» JE NE SUIS LE PORTE-PAROLE DE PERSONNE « 

Sa vidéo sur les attentats de Bruxelles a été vue plus de 9,6 millions de fois. Mais Gui-Home, 24 ans, préfère débusquer ses vannes dans le quotidien.  » Et si elles délivrent un message, je n’en réalise jamais la portée « , lâche-t-il.

 » Mais qu’est-ce que vous foutez dans ma chambre ?  » Le regard perplexe derrière ses grandes lunettes, casquette sur la tête, Gui-Home interpelle la salle archicomble du théâtre de Namur. C’est là, dans ce décor de chambre d’ado en crise avec les parents et les profs, qu’il se sent le mieux. Et le carton plein de sa vidéo postée après les attentats de Bruxelles ( » Je vais leur foutre mon Stabilo dans le cul, ils nous feront chier en couleur comme ça « ) n’y change rien. Une capsule  » un peu plus symbolique « , tout au plus. Mais qui n’annonce pas un tournant dans l’humour volontairement naïf du Namurois.

Votre vidéo sur les attentats se démarque de vos autres sketches et de votre spectacle, ancrés dans le quotidien. Pourquoi avez-vous choisi d’en parler ?

C’est la première fois que je m’autorisais à évoquer un événement aussi grave. Si cette vidéo a beaucoup parlé aux gens, c’est malheureusement parce que c’est devenu un sujet du quotidien. Elle a la particularité d’avoir été faite à chaud. Après les attentats de Paris, j’avais attendu dix jours avant d’oser lâcher trois répliques, parce que je sentais que je sortais de mon registre habituel. Quand c’est arrivé ici, j’ai décidé de la poster directement. Je trouvais juste qu’il était cohérent, avec une communauté comme la mienne, de me rendre présent dans un moment aussi difficile.

L’humour est devenu une arme face à l’ignominie ?

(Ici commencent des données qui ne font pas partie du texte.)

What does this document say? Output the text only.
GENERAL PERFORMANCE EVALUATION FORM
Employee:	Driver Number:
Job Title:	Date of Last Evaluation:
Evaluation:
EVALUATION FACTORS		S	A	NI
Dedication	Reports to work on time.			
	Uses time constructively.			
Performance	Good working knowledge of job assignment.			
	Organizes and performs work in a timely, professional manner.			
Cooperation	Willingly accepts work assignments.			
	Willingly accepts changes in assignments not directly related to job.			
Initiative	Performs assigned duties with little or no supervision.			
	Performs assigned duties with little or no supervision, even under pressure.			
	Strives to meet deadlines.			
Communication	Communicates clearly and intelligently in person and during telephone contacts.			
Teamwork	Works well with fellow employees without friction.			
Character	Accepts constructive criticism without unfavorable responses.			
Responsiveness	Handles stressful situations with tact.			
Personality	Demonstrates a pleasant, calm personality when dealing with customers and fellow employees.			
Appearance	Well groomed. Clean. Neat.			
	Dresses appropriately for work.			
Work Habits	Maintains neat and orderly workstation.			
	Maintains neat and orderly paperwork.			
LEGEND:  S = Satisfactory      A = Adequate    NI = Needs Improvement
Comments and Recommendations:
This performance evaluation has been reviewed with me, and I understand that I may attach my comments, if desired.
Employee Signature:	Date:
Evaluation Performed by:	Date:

Pour le moment, c’est en tout cas la seule arme qu’on a, parce qu’on ne réalise pas du tout ce qui se passe. Je constate, à mon modeste niveau, un basculement de l’histoire que je ne parviens pas à m’expliquer. En ce sens, l’humour est juste une arme de self-défense, de protection. Parce que la meilleure arme qui soit, en fin de compte, c’est le savoir. Voilà pourquoi, dans cette vidéo, très instinctivement, je dis aux terroristes que je leur balance mes syllabi à la gueule et que je retourne à l’école. Quand tous les jeunes auront appris, via les profs, les parents ou les médias, ce qui se passe vraiment et pourquoi le peuple belge n’est pas plus courageux qu’un autre, là nous aurons une vraie arme.

Même lorsqu’ils portent sur l’école, vos sketches ont donc un message à délivrer ?

Mon intention première n’est pas de faire passer un message. Et si mes vidéos en ont, je n’en réalise jamais la portée. Je ne suis le porte-parole de personne. D’autant que je suis suivi par des gosses de 7 ans et par des grands-parents. La capsule des attentats sera-t-elle un élément déclencheur pour moi dans une nouvelle manière de traiter l’actualité ? Je ne peux pas encore dire oui ou non à ce stade, même si mon personnage va grandir. Si demain, je monte un sketch sur le fait de devoir aller à l’école en vélo à cause d’une grève des bus, le sujet paraît débile par rapport aux attentats. Mais à l’échelle de mon personnage, c’est la même gravité. Parce qu’il ne sait pas ce qui se passe, parce qu’il parle, tout simplement. C’est dans ce sens-là que je continuerai mes vidéos.